Agree with Robert - if they grow at all they won’t necessarily be same as apples you took the seed from and it will take 8-10 years until you find out! I doubt apples would grow there anyway - I wouldn’t bother, you have such a rich diversity of fruits in the tropics why try to grow something that isn’t suited there? Apples are a naturally a temperate fruit or at best, with the breeding & adaptation of low-chill varieties, upland sub-tropical. However, having got them to germinate I can imagine you’re wanting to see more! How long since you planted the germinated seeds? Maybe they just need time? Or maybe soil fungi & bacteria have found them to be a tasty exotic snack & they are lost to disease?

The first batch of seeds I planted has been easily 6 weeks… The second batch was probably a month ago.
I’ve seen lots of things on the internet saying that it IS possible to grow apples in a warm climate. I could understand them never fruiting, but the seeds not even coming out of the ground after they sprouted before planting them…???

Have you tried poking down in the soil to see what’s happening? Whatever had originally sprouted will either now be alive or dead, so have a look and see.

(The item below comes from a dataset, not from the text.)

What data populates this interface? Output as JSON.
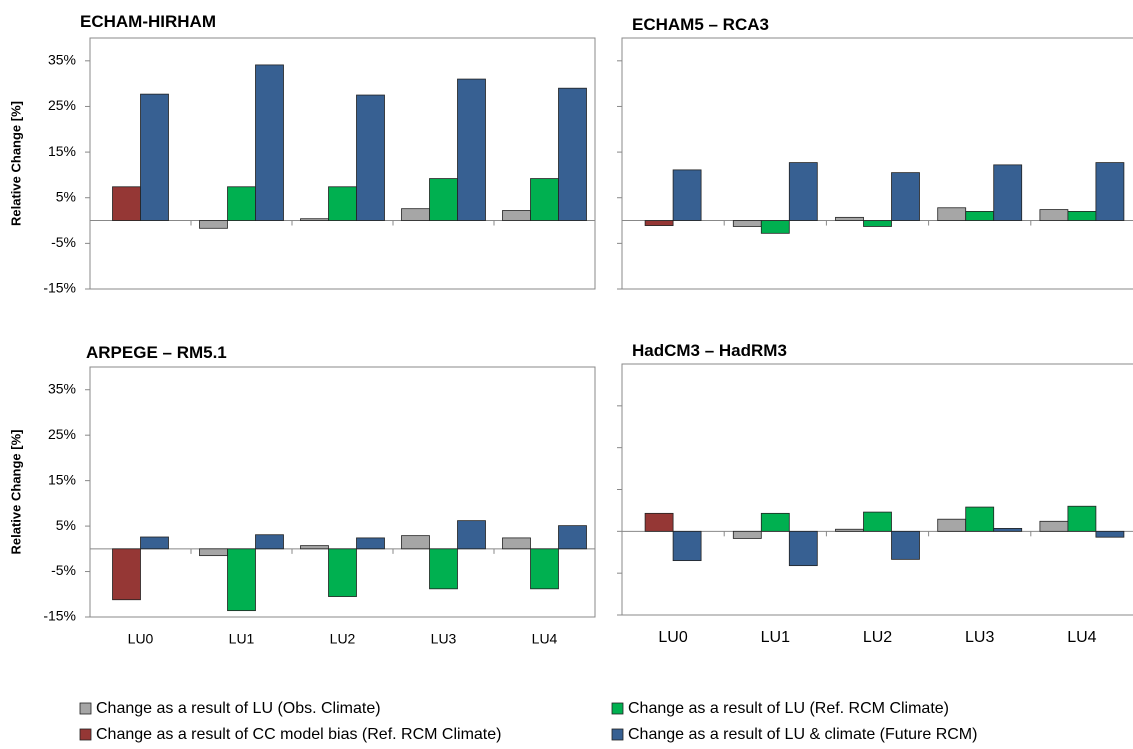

I take back what I said about growing apples in the tropics - see here: Growing Apples In The Tropics: Is It Possible? | Homesteadinʻ Hawaiʻi - though it’s still very restricted. If you want fruiting apples, choice of rootstock will be key for growth/vigor, and choice of scion (the top bit) for fruting quality, with adaptation to site context.

It still remains that apples grown from seed will not grow true to parent because they contain the DNA going back to the original wild apples of Kazaksthan - so anything can happen, and it will take longer to fruit. Good luck!

You could grow this variety but as previously stated applies are going to struggle in hot humid Congo. You are trying to grow the wrong fruit. If you have a highlands area then you might consider trying that particular variety at a high altitude, maybe in eastern Congo at higher elevation. You are going to get apple scab and other fungal diseases at lower elevations and lose leaves prematurely.